The research team had collected about 3,000 beetles from three sites around Norfolk and the beetles had been infected by wasps. Following genetic sequencing by the Natural History Museum in the U.K. and the Swedish Museum of Natural History, the wasp was identified as an obscure species called Microctonus brassicae, first reported in 2008 but not identified again until recently. Wells said that they were really surprised by the discovery of the wasp and they had no idea that they were out in the crop fields in such numbers.
“It was a really, very lucky find,” she said. “But it was also unlucky for us because the wasps took out our captive colonies for research. But the wasps opened up this whole other avenue of research and the possibility of using parasitoid wasps as bio-controls for farmers and growers of oilseed rape and brassica vegetables as part of an integrated pest management approach.”
The cabbage stem flea beetle is a serious pest in the U.K., especially in eastern regions since the European ban on the use of neonicotinoid seed treatment on flowering crops.
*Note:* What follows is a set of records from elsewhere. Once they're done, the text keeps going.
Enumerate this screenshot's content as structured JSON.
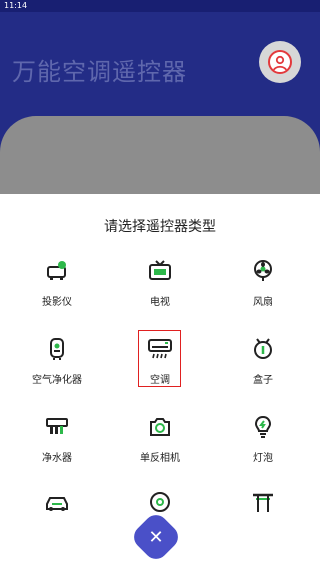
{
  "status_bar": {
    "time": "11:14"
  },
  "header": {
    "title": "万能空调遥控器",
    "avatar_icon": "user-icon"
  },
  "sheet": {
    "title": "请选择遥控器类型",
    "items": [
      {
        "label": "投影仪",
        "icon": "projector-icon"
      },
      {
        "label": "电视",
        "icon": "tv-icon"
      },
      {
        "label": "风扇",
        "icon": "fan-icon"
      },
      {
        "label": "空气净化器",
        "icon": "air-purifier-icon"
      },
      {
        "label": "空调",
        "icon": "air-conditioner-icon"
      },
      {
        "label": "盒子",
        "icon": "set-top-box-icon"
      },
      {
        "label": "净水器",
        "icon": "water-purifier-icon"
      },
      {
        "label": "单反相机",
        "icon": "camera-icon"
      },
      {
        "label": "灯泡",
        "icon": "light-bulb-icon"
      },
      {
        "label": "",
        "icon": "car-icon"
      },
      {
        "label": "",
        "icon": "robot-vacuum-icon"
      },
      {
        "label": "",
        "icon": "gate-icon"
      }
    ],
    "selected": "空调",
    "close_icon": "close-icon"
  },
  "colors": {
    "header": "#232c86",
    "accent": "#4a50c8",
    "icon_green": "#2db84a",
    "highlight": "#e02020"
  }
}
In Canada, eight flea beetle species attack canola and mustard, according to the Canola Council of Canada.
Work is ongoing by Wells’s team to find out what the parasitism rate is in the field and whether it is lower than what they have learned about the wasp in captivity. Wells said the study showed that the wasp’s rate of parasitism in the lab was greater than 44 percent.
The study has raised the possibility of using the wasp and other species that are genetically similar to parasitic wasps as a form of bio-control to protect canola and other commercially important crops vulnerable to attack from the destructive beetle, despite the fact that past bio-controls have had limited effectiveness.
“I think the thing is that, until recently, we have controlled the beetles using chemicals so nobody has been studying them, nobody has been out there looking at the interaction between the beetle and the wasp,” she said. “But when you are no longer reliant on chemical control and you are out in the field studying them, you will probably notice many more parasitoid situations affecting the life cycle. I am working in plant genetics, looking at the genetics of resistance and seeing if we can breed something of more resistance.”
She said that the next step is to see how widespread these wasps are and what is the actual parasitism rate in the field. But she pointed out that there are a lot of steps to turning this into a commercial venture.
The study is the first English published description of the parasitoid of the adult cabbage stem flea beetle and it was published in the journal Entomologia Experimentalis et Applicata.